O Sr. Secretário (Mota Torres): - Foram apresentados na Mesa na última reunião plenária os seguintes requerimentos:
Ao Governo (2), formulados pela Sr.ª Deputada Maria Santos; ao Ministério da Saúde, formulados pelos Srs. Deputados Zita Seabra e Vergílio Carneiro; ao Ministério do Trabalho, formulados pelos Srs. Deputados Carlos Ganopa e Reinaldo Gomes; ao Ministério da Agricultura, Pescas e Alimentação, formulado pelo Sr. Deputado Fernando Dias de Carvalho; ao Ministério da Indústria e Comércio, formulados pelos Srs. Deputados Carlos Ganopa e Carlos Martins; à RTP, formulado pelo Sr. Deputado António Sousa Pereira; à Secretaria de Estado do Ambiente e Recursos Naturais e das Pescas, formulado pelo Sr. Deputado Carlos Brito.
O Governo respondeu a requerimentos apresentados pelos seguintes deputados: Magalhães Mota, na sessão de 5 de Dezembro; Manuel Silvestre e outros, na sessão de 20 de Novembro.
Deram entrada na Mesa, os seguintes projectos de lei:
N.º 95/IV, apresentado pelo Sr. Deputado João Amaral e outros, do Partido Comunista Português, sobre a criação de municípios, que foi admitido e baixou à 10.ª Comissão (Comissão de Administração Interna e Poder Local); n.º 96/IV, apresentado pelo Sr. Deputado António Gomes de Pinho e outros, do Centro Democrático Social, sobre a Alta Autoridade contra a Corrupção, que foi admitido e baixou à l.ª Comissão (Comissão de Assuntos Constitucionais, Direitos, Liberdade e Garantias); e n.º 97/IV, apresentado pelo Sr. António Capucho, do Partido Social-Democrata, sobre a Alta Autoridade contra a Corrupção, que foi igualmente admitido e baixou à 1.ª Comissão (Comissão de Assuntos Constitucionais, Direitos, Liberdade e Garantias).
Por consenso estabelecido na conferência dos líderes dos grupos parlamentares, estes diplomas vão ser distribuídos, de imediato, a todos os grupos parlamentares.

O Sr. Presidente: - Para uma declaração política, tem a palavra o Sr. Deputado Jaime Gama.

O Sr. Jaime Gama (PS): - Sr. Presidente, Srs. Deputados: O ano de 1986 marcará o ingresso de Portugal nas Comunidades Europeias e o início de um período transitório de quase uma década necessário para introduzir significativos ajustamentos na economia, na sociedade e na administração dos países aderentes. Após a designação de um português para comissário em Bruxelas, ontem mesmo foram acolhidos em Estrasburgo os novos deputados, eleitos em regime de transitoriedade pela Assembleia da República para o Parlamento Europeu. O Partido Socialista, enquanto força política profundamente empenhada no projecto de integração europeia de Portugal, saúda esses dois factos como o arranque da participação do nosso país na vida comunitária e na Europa dos Doze.

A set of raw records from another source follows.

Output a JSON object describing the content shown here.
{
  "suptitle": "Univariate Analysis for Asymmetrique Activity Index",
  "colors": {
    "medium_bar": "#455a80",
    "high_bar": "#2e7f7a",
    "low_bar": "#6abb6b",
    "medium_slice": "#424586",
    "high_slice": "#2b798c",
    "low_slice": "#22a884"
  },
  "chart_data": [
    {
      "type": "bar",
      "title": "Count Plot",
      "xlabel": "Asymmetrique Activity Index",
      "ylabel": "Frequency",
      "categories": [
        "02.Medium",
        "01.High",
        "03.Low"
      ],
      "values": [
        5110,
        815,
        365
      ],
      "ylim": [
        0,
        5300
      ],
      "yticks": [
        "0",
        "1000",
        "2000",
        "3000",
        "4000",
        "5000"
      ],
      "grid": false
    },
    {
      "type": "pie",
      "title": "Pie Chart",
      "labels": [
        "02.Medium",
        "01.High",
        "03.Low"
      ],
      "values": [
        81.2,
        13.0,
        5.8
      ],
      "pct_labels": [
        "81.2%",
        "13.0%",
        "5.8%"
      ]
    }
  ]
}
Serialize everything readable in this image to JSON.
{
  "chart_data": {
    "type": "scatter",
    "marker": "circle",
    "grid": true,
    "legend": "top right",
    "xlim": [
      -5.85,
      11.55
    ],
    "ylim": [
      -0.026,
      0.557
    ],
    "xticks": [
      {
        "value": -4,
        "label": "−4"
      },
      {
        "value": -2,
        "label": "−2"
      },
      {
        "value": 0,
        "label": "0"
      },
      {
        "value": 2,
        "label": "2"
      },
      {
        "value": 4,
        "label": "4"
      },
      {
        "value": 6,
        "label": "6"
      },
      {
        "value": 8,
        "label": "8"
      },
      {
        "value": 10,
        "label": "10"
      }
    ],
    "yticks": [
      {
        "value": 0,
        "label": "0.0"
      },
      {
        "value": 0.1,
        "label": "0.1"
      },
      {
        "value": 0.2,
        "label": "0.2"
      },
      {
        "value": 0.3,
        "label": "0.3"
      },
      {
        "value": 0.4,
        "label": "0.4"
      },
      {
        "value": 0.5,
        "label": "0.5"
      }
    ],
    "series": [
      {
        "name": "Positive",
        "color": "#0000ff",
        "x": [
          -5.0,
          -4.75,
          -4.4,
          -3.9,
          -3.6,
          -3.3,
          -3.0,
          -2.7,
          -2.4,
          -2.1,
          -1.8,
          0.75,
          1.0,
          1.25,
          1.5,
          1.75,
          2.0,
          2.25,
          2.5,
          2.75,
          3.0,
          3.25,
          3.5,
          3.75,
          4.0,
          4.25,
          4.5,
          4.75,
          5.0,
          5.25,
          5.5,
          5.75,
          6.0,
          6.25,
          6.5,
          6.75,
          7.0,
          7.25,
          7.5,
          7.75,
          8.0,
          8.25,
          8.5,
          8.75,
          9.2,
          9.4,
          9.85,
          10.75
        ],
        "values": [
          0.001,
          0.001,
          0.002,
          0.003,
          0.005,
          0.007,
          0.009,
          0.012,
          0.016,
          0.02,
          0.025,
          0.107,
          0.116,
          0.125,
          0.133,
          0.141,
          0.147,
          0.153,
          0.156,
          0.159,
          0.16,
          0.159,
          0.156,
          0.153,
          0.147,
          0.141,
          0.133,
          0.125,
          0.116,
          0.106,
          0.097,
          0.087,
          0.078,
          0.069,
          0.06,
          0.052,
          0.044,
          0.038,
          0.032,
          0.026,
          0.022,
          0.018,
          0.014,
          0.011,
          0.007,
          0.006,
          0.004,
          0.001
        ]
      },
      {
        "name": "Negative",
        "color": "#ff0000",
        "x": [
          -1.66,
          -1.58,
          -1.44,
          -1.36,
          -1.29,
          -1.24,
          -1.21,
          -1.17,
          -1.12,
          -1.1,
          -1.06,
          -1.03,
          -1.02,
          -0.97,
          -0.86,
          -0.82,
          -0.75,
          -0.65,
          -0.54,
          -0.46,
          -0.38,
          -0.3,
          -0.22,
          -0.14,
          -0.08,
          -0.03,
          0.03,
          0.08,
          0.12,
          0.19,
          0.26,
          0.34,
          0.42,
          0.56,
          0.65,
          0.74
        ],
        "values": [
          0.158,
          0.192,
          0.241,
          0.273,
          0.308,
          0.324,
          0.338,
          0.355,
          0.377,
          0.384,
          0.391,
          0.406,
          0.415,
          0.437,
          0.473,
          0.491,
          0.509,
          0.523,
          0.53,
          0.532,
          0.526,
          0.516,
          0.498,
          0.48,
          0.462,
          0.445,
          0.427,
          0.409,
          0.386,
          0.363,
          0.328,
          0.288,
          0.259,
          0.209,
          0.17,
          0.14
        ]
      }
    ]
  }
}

Rompendo com uma política de autarcia e provincianismo, enfrentando com determinação as consequências da descolonização, pondo fim a utopias retóricas de desenvolvimento, o País optou por larga maioria pela adesão às Comunidades Europeias. Fê-lo com a consciência de que não estava a candidatar-se a recebedor de uma ajuda gratuita concedida a fundo perdido pela Europa rica, mas sim de que enveredava por uma via exigente de modernização da sua economia e de alteração do modo de funcionamento da sua administração. Tão importante como a conquista abstracta da liberdade política é agora o funcionamento efectivo da sociedade, da economia e do Estado, a afirmação da capacidade nacional dos Portugueses na organização dos seus recursos, a afirmação constante da sua autonomia e liberdade internacionais. Democracia e integração europeia são assim os grandes objectivos a consolidar e desenvolver até ao fim do século, com vista a vencer o atraso português e a fazer do País uma nação jovem, confiante, empreendedora, moderna, justa e solidária. A renovação, o ressurgimento, o renascimento ou a modernização de Portugal - como lhe queiramos chamar - tem agora um enquadramento definido, um horizonte claro. Mas seremos nós próprios e não outros em nosso nome que seremos capazes de o levar a cabo. A falta de confiança em nós mesmos ou a dispersão seriam, neste momento de necessária concentração de energias nacionais, o pior obstáculo à realização com sucesso de imperativos de uma tal grandeza.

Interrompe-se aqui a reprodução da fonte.